Por eso, según recuerda un eminente pensador francés, la clave de la educación consiste en ver y querer en cada momento a aquel a quien amamos un poco mejor de lo que en realidad es.
Por idénticos motivos, cuando un hijo hace una observación correcta, incluso opuesta a la que nosotros acabamos de comentar o sugerir, no hay que tener miedo a darle la razón. No se pierde autoridad; más bien al contrario, la ganamos, puesto que no la hacemos residir en nuestros puntos de vista, sinó en la misma verdad objetiva de lo que se propone… y en la calidad personal que con ese gesto —reconocer que el hijo tiene más razón que nosotros— ponemos de manifiesto.
Al animar y elogiar es preferible estar más atentos al esfuerzo hecho que al resultado obtenido. En principio, y en contra de una actitud hoy demasiado frecuente, no se debe recompensar al niño por haber cumplido un deber o por haber tenido éxito en algo, si el conseguirlo no le ha supuesto un empeño muy especial. Un regalo por unas buenas calificaciones es deformante. Las buenas calificaciones, junto con la demostración de nuestra alegría por ese resultado, deberían ser ya un premio que diera suficiente satisfacción al niño.

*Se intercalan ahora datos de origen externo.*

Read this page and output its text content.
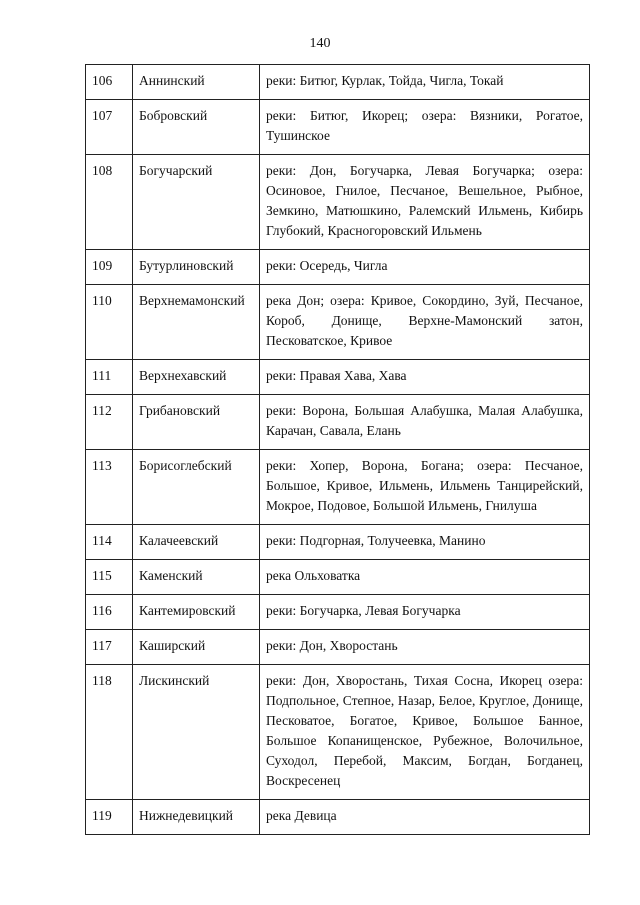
140
106	Аннинский	реки: Битюг, Курлак, Тойда, Чигла, Токай
107	Бобровский	реки: Битюг, Икорец; озера: Вязники, Рогатое, Тушинское
108	Богучарский	реки: Дон, Богучарка, Левая Богучарка; озера: Осиновое, Гнилое, Песчаное, Вешельное, Рыбное, Земкино, Матюшкино, Ралемский Ильмень, Кибирь Глубокий, Красногоровский Ильмень
109	Бутурлиновский	реки: Осередь, Чигла
110	Верхнемамонский	река Дон; озера: Кривое, Сокордино, Зуй, Песчаное, Короб, Донище, Верхне-Мамонский затон, Песковатское, Кривое
111	Верхнехавский	реки: Правая Хава, Хава
112	Грибановский	реки: Ворона, Большая Алабушка, Малая Алабушка, Карачан, Савала, Елань
113	Борисоглебский	реки: Хопер, Ворона, Богана; озера: Песчаное, Большое, Кривое, Ильмень, Ильмень Танцирейский, Мокрое, Подовое, Большой Ильмень, Гнилуша
114	Калачеевский	реки: Подгорная, Толучеевка, Манино
115	Каменский	река Ольховатка
116	Кантемировский	реки: Богучарка, Левая Богучарка
117	Каширский	реки: Дон, Хворостань
118	Лискинский	реки: Дон, Хворостань, Тихая Сосна, Икорец озера: Подпольное, Степное, Назар, Белое, Круглое, Донище, Песковатое, Богатое, Кривое, Большое Банное, Большое Копанищенское, Рубежное, Волочильное, Суходол, Перебой, Максим, Богдан, Богданец, Воскресенец
119	Нижнедевицкий	река Девица
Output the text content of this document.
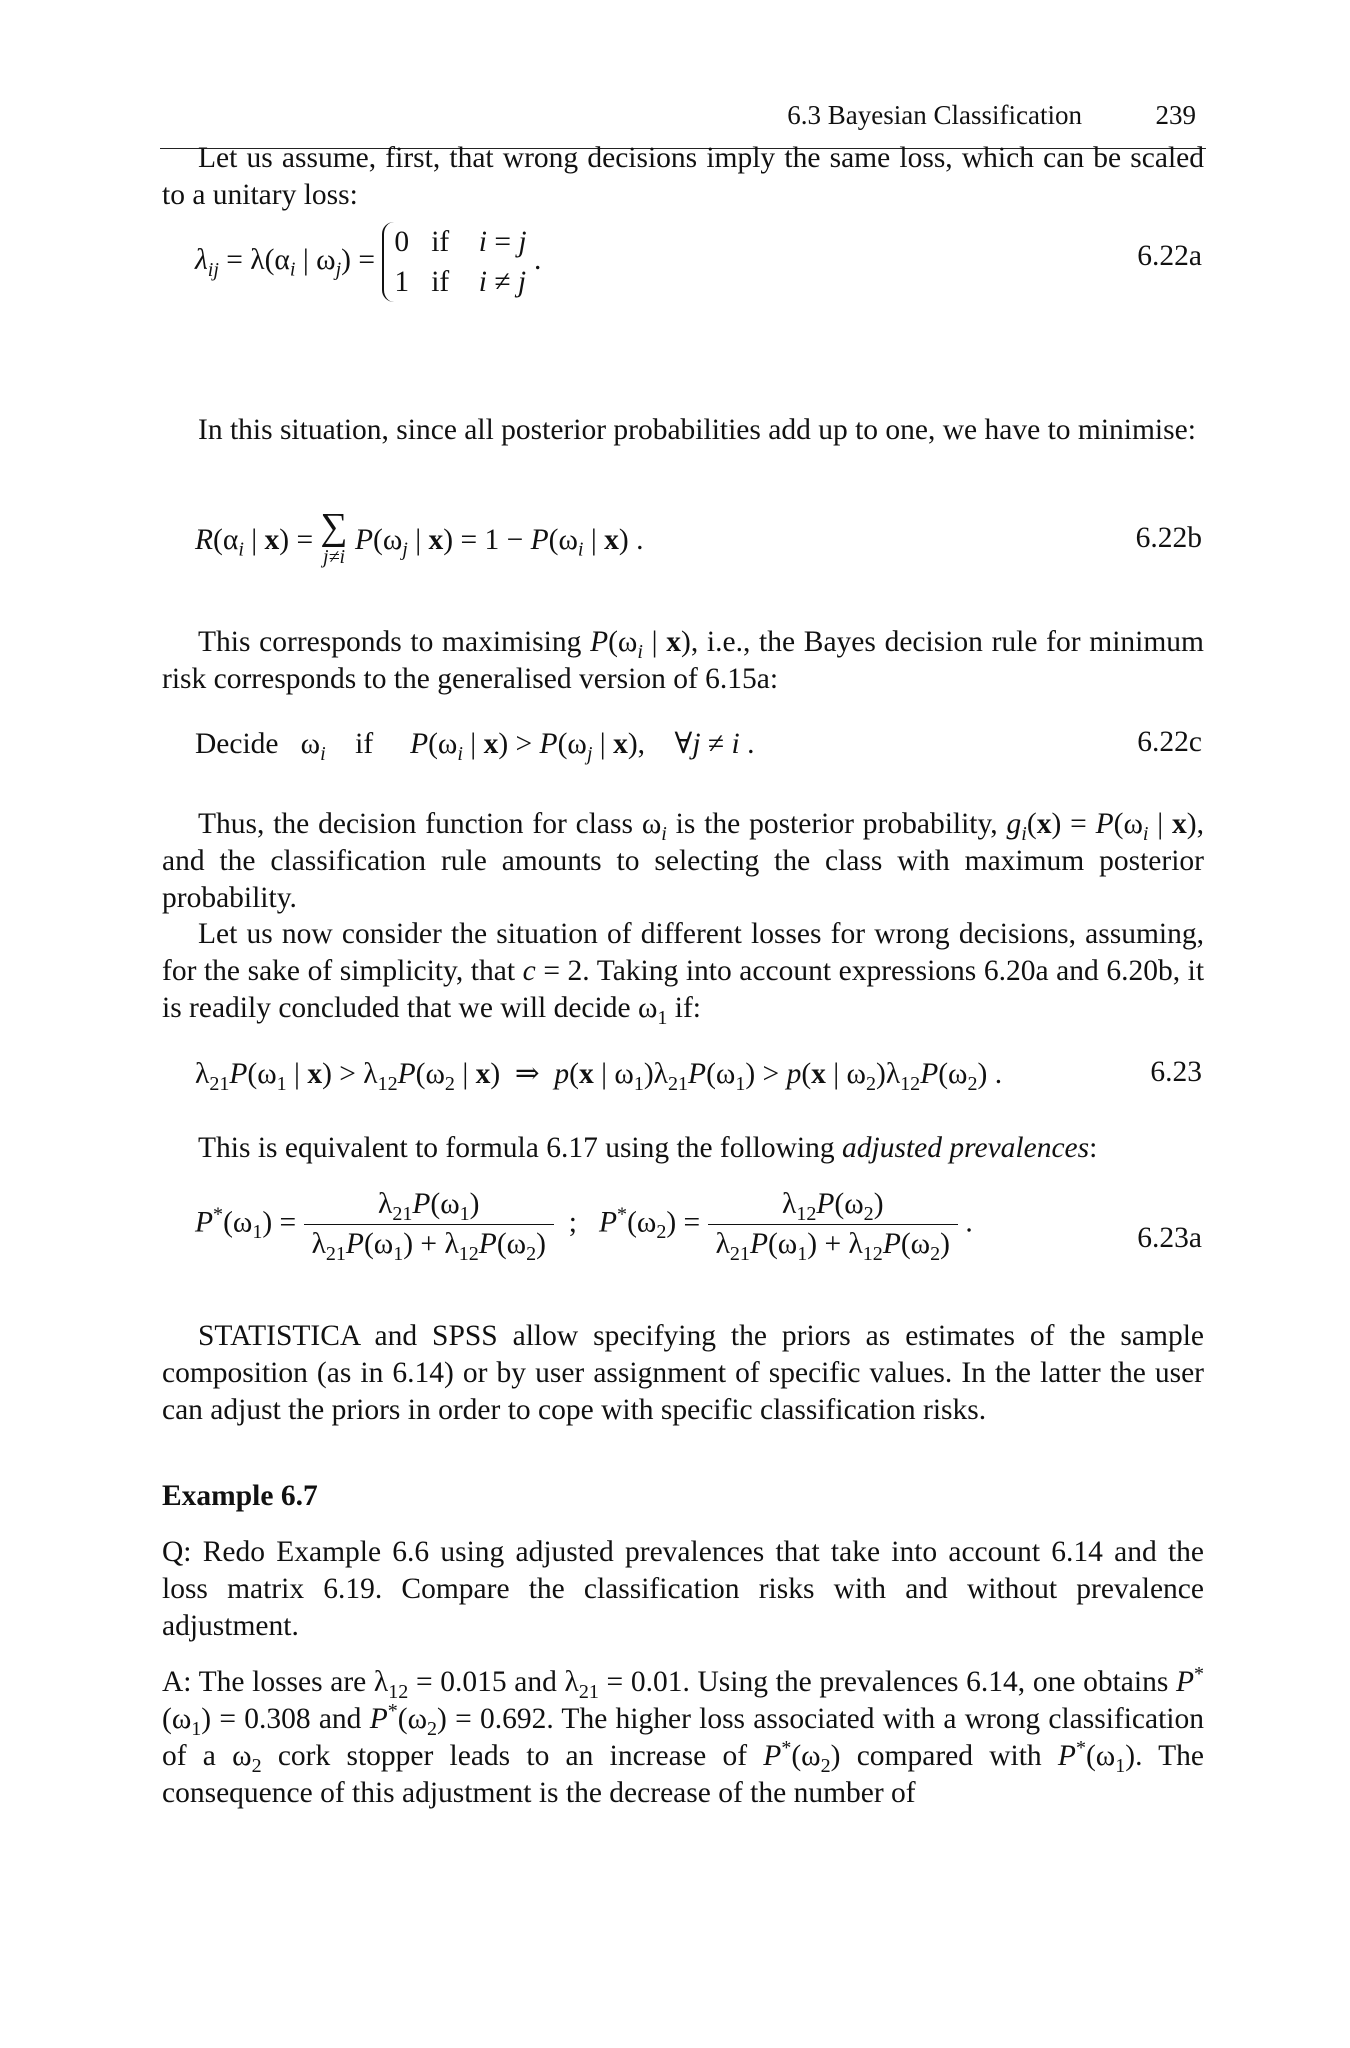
6.3 Bayesian Classification	239

Let us assume, first, that wrong decisions imply the same loss, which can be scaled to a unitary loss:

$\lambda_{ij} = \lambda(\alpha_i$ | $\omega_j) = 0$   if    i = j
1   if    i ≠ j .	6.22a

In this situation, since all posterior probabilities add up to one, we have to minimise:

$R(\alpha_i$ | x) = ∑
j≠i
$P(\omega_j$ | $x) = 1 - P(\omega_i$ | x) .	6.22b

This corresponds to maximising $P(\omega_i$ | x), i.e., the Bayes decision rule for minimum risk corresponds to the generalised version of 6.15a:

Decide   $\omega_i$ if $P(\omega_i$ | $x) > P(\omega_j$ | x),    ∀j ≠ i .	6.22c

Thus, the decision function for class $\omega_i$ is the posterior probability, $g_i(x) = P(\omega_i$ | x), and the classification rule amounts to selecting the class with maximum posterior probability.

Let us now consider the situation of different losses for wrong decisions, assuming, for the sake of simplicity, that c = 2. Taking into account expressions 6.20a and 6.20b, it is readily concluded that we will decide $\omega_1$ if:

$\lambda_{21}P(\omega_1$ | $x) > \lambda_{12}P(\omega_2$ | x)  ⇒  p(x | $\omega_1)\lambda_{21}P(\omega_1) > p(x$ | $\omega_2)\lambda_{12}P(\omega_2)$ .	6.23

This is equivalent to formula 6.17 using the following adjusted prevalences:

$P^*(\omega_1) = \frac{\lambda_{21}P(\omega_1)}{\lambda_{21}P(\omega_1) + \lambda_{12}P(\omega_2)}$ ;   $P^*(\omega_2) = \frac{\lambda_{12}P(\omega_2)}{\lambda_{21}P(\omega_1) + \lambda_{12}P(\omega_2)}$ .	6.23a

STATISTICA and SPSS allow specifying the priors as estimates of the sample composition (as in 6.14) or by user assignment of specific values. In the latter the user can adjust the priors in order to cope with specific classification risks.

Example 6.7

Q: Redo Example 6.6 using adjusted prevalences that take into account 6.14 and the loss matrix 6.19. Compare the classification risks with and without prevalence adjustment.

A: The losses are $\lambda_{12} = 0.015$ and $\lambda_{21} = 0.01$. Using the prevalences 6.14, one obtains $P^*(\omega_1) = 0.308$ and $P^*(\omega_2) = 0.692$. The higher loss associated with a wrong classification of a $\omega_2$ cork stopper leads to an increase of $P^*(\omega_2)$ compared with $P^*(\omega_1)$. The consequence of this adjustment is the decrease of the number of
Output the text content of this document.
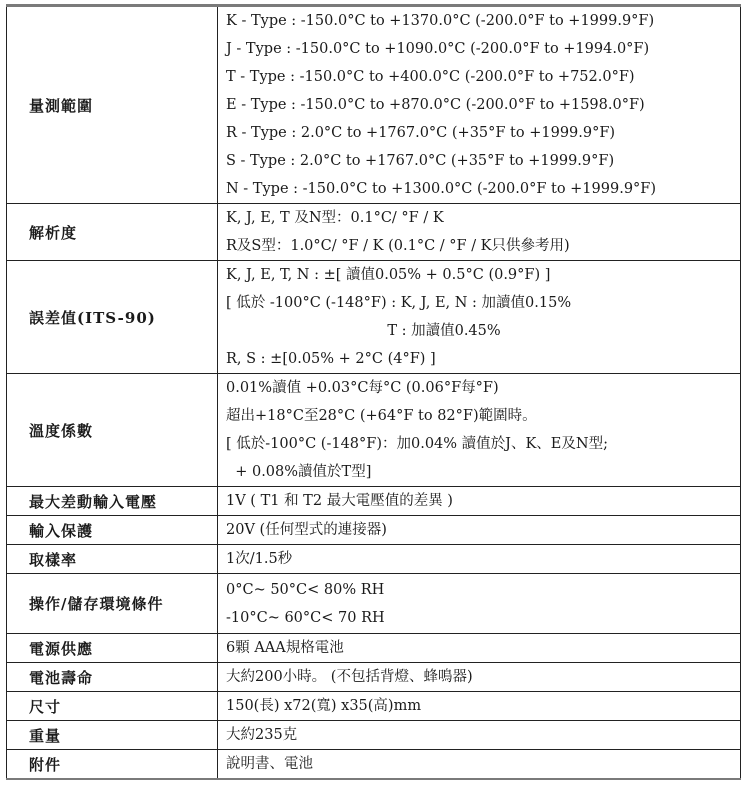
量測範圍	
K - Type : -150.0°C to +1370.0°C (-200.0°F to +1999.9°F)
J - Type : -150.0°C to +1090.0°C (-200.0°F to +1994.0°F)
T - Type : -150.0°C to +400.0°C (-200.0°F to +752.0°F)
E - Type : -150.0°C to +870.0°C (-200.0°F to +1598.0°F)
R - Type : 2.0°C to +1767.0°C (+35°F to +1999.9°F)
S - Type : 2.0°C to +1767.0°C (+35°F to +1999.9°F)
N - Type : -150.0°C to +1300.0°C (-200.0°F to +1999.9°F)

解析度	K, J, E, T 及N型：0.1°C/ °F / K
R及S型：1.0°C/ °F / K (0.1°C / °F / K只供參考用)

誤差值(ITS-90)	K, J, E, T, N : ±[ 讀值0.05% + 0.5°C (0.9°F) ]
[ 低於 -100°C (-148°F) : K, J, E, N : 加讀值0.15%
T : 加讀值0.45%
R, S : ±[0.05% + 2°C (4°F) ]

溫度係數	0.01%讀值 +0.03°C每°C (0.06°F每°F)
超出+18°C至28°C (+64°F to 82°F)範圍時。
[ 低於-100°C (-148°F)：加0.04% 讀值於J、K、E及N型;
+ 0.08%讀值於T型]

最大差動輸入電壓	1V ( T1 和 T2 最大電壓值的差異 )

輸入保護	20V (任何型式的連接器)

取樣率	1次/1.5秒

操作/儲存環境條件	0°C~ 50°C< 80% RH
-10°C~ 60°C< 70 RH

電源供應	6顆 AAA規格電池

電池壽命	大約200小時。 (不包括背燈、蜂鳴器)

尺寸	150(長) x72(寬) x35(高)mm

重量	大約235克

附件	說明書、電池
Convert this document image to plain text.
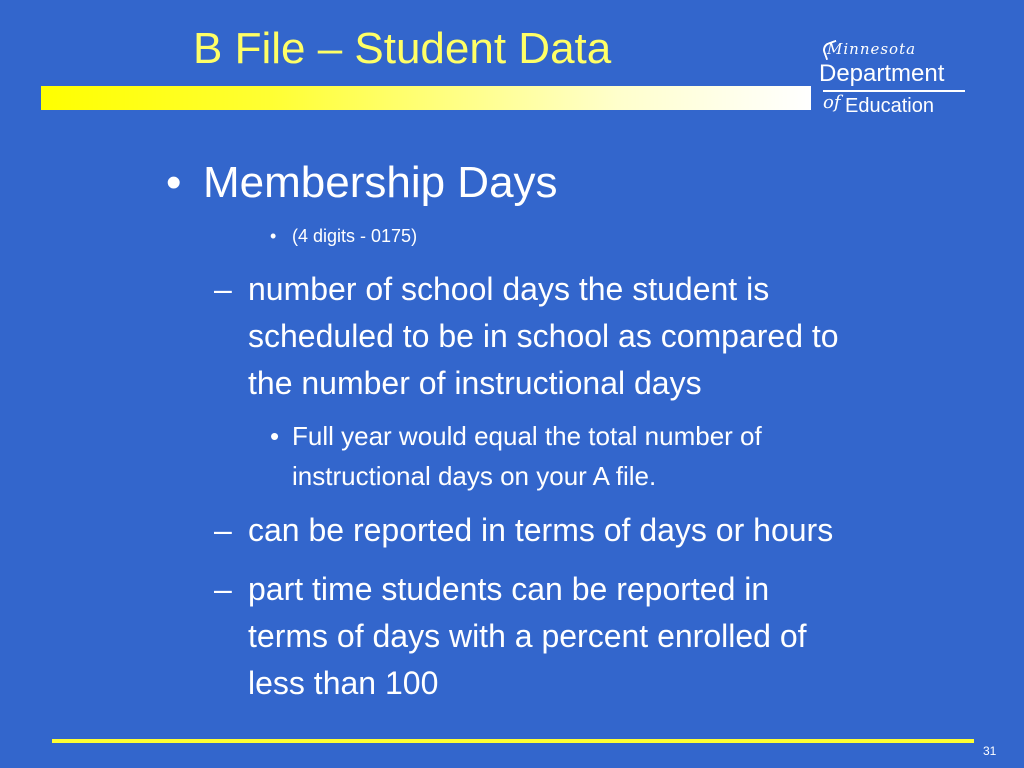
B File – Student Data	Minnesota
Department
of Education
• Membership Days
• (4 digits - 0175)
– number of school days the student is
scheduled to be in school as compared to
the number of instructional days
• Full year would equal the total number of
instructional days on your A file.
– can be reported in terms of days or hours
– part time students can be reported in
terms of days with a percent enrolled of
less than 100
31
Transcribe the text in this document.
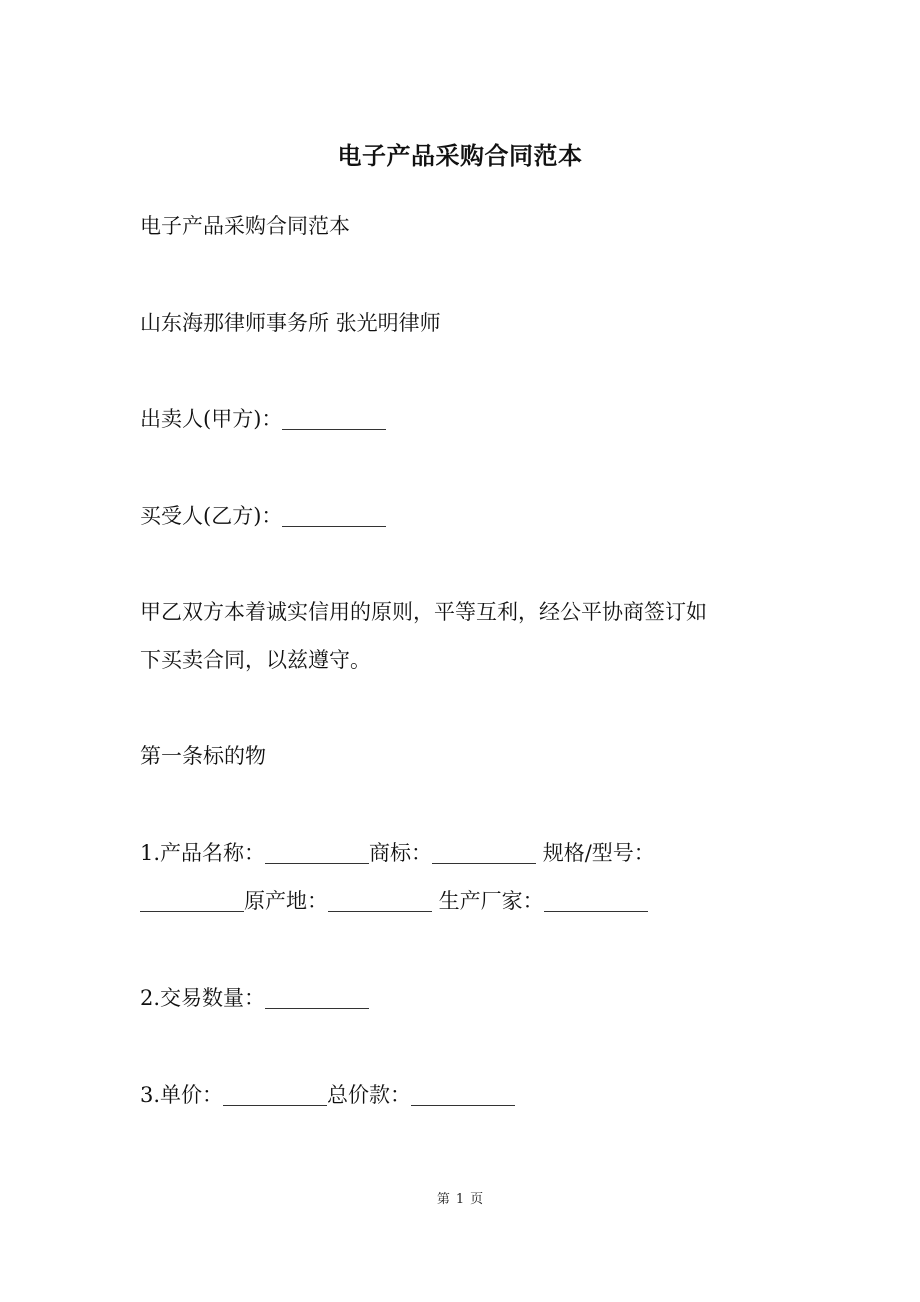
电子产品采购合同范本
电子产品采购合同范本
山东海那律师事务所 张光明律师
出卖人(甲方)：
买受人(乙方)：
甲乙双方本着诚实信用的原则，平等互利，经公平协商签订如
下买卖合同，以兹遵守。
第一条标的物
1.产品名称：	商标：	规格/型号：
原产地：	生产厂家：
2.交易数量：
3.单价：	总价款：
第 1 页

Tampoco es bueno multiplicar desmesuradamente las gratificaciones.
Por un lado, porque se le enseña a actuar no por lo que en sí mismo es bueno, sinó por la recompensa que él recibe: o, lo que es idéntico, a pensar más en sí mismo (en su recompensa) que en los otros; en definitiva, a anteponer el amor propio desordenado al debido amor hacia los demás… que es dónde se cumple la auténtica perfección de cualquier persona.
Y además, porque cuando tales «premios» vinieran a faltar, el pequeño se sentirá decepcionado: recompensar reiteradamente lo que no lo merece, equivale a transformar en un castigo todas las situaciones en que esa compensación esté ausente.
• En resumen: conviene no olvidar una ley básica: educar a alguien no es hacer que siempre se encuentre (superficialmente) contento y satisfecho, por tener cubiertos todos sus caprichos o deseos, sinó ayudarle a sacar de sí, con el esfuerzo imprescindible por nuestra parte y la suya, toda esa maravilla que encierra en su interior y que lo encumbrará hasta la plenitud de su condición personal… haciéndolo, como consecuencia, muy dichoso.
Me a gustado mucho es muy parecido a varios articulos que lei aqui, pero siempre esta bien tenerlo presente.